The Sludge Press receives the concentrated waste products allowed to settle out in the BPU reactor tanks, and is temporarily stored in a 750 gallon sludge storage tank. The sludge is moved to the press, which compresses the waste to remove all remaining water within the slurry. This allows for the formation a concentrated “cake” for proper collection and removal into a 55 gallon steel drum. This reactor vessel and sludge press system allows for a 90% capture of this processed water thus providing a direct cost savings by reducing waste water loss. A steel jib crane with attached electrical hoist- also installed by IWS will lift the drum out of the containment area for removal by a contracted hauler.

The exterior Salt and Waste Storage containers consist of 4, 16,000 gallon polyethylene tanks and associated pumps that are situated within a 24’ x 80’ containment pit, 4’ 0” below finished grade along the northern half of the facility.

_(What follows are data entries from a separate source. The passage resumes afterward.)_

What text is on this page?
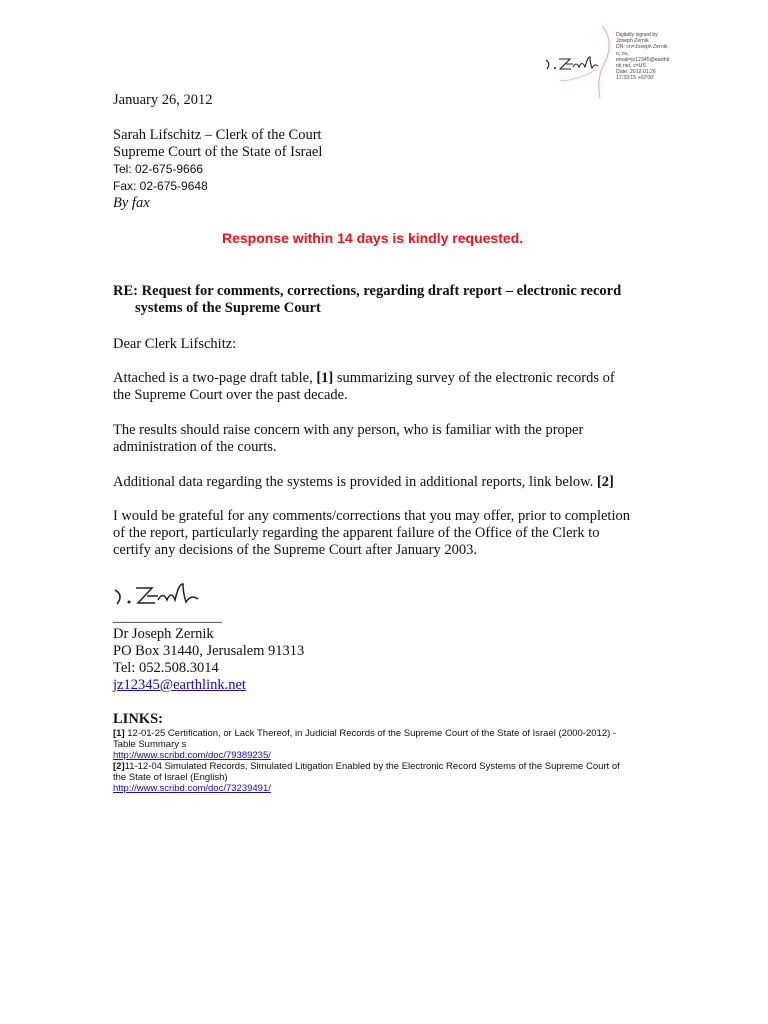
Digitally signed by
Joseph Zernik
DN: cn=Joseph Zernik,
o, ou,
email=jz12345@earthli
nk.net, c=US
Date: 2012.01.26
17:33:15 +02'00'
January 26, 2012
Sarah Lifschitz – Clerk of the Court
Supreme Court of the State of Israel
Tel: 02-675-9666
Fax: 02-675-9648
By fax
Response within 14 days is kindly requested.
RE: Request for comments, corrections, regarding draft report – electronic record
systems of the Supreme Court
Dear Clerk Lifschitz:
Attached is a two-page draft table, [1] summarizing survey of the electronic records of
the Supreme Court over the past decade.
The results should raise concern with any person, who is familiar with the proper
administration of the courts.
Additional data regarding the systems is provided in additional reports, link below. [2]
I would be grateful for any comments/corrections that you may offer, prior to completion
of the report, particularly regarding the apparent failure of the Office of the Clerk to
certify any decisions of the Supreme Court after January 2003.
_______________
Dr Joseph Zernik
PO Box 31440, Jerusalem 91313
Tel: 052.508.3014
jz12345@earthlink.net
LINKS:
[1] 12-01-25 Certification, or Lack Thereof, in Judicial Records of the Supreme Court of the State of Israel (2000-2012) -
Table Summary s
http://www.scribd.com/doc/79389235/
[2]11-12-04 Simulated Records, Simulated Litigation Enabled by the Electronic Record Systems of the Supreme Court of
the State of Israel (English)
http://www.scribd.com/doc/73239491/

The Salt Tank provides the sodium product by which the arsenic media is regenerated once it reaches its maximum limit limits, and the three Waste Tanks store the excess waste water and other by-products formed by the process not slated for reused. This waste material is not designed to be released into the municipal wastewater collection system, and will be removed by a contracted entity.

The installation of the chlorination and flushing system included:

  • 360 MOV’s, (electrically operated mechanical valves);
  • 7 Pumping systems;
  • 3 chemical mixer motors; and
  • Pneumatic Sludge Press and accompanying compressor system.

The entire mechanical system was disinfected and hydrostatically tested before being put into operation.

Pat Kelly, General Manager of Basin Water said of the project “IWS worked as a team player with Basin Water and the Baldy Mesa Water District to make this project a success”.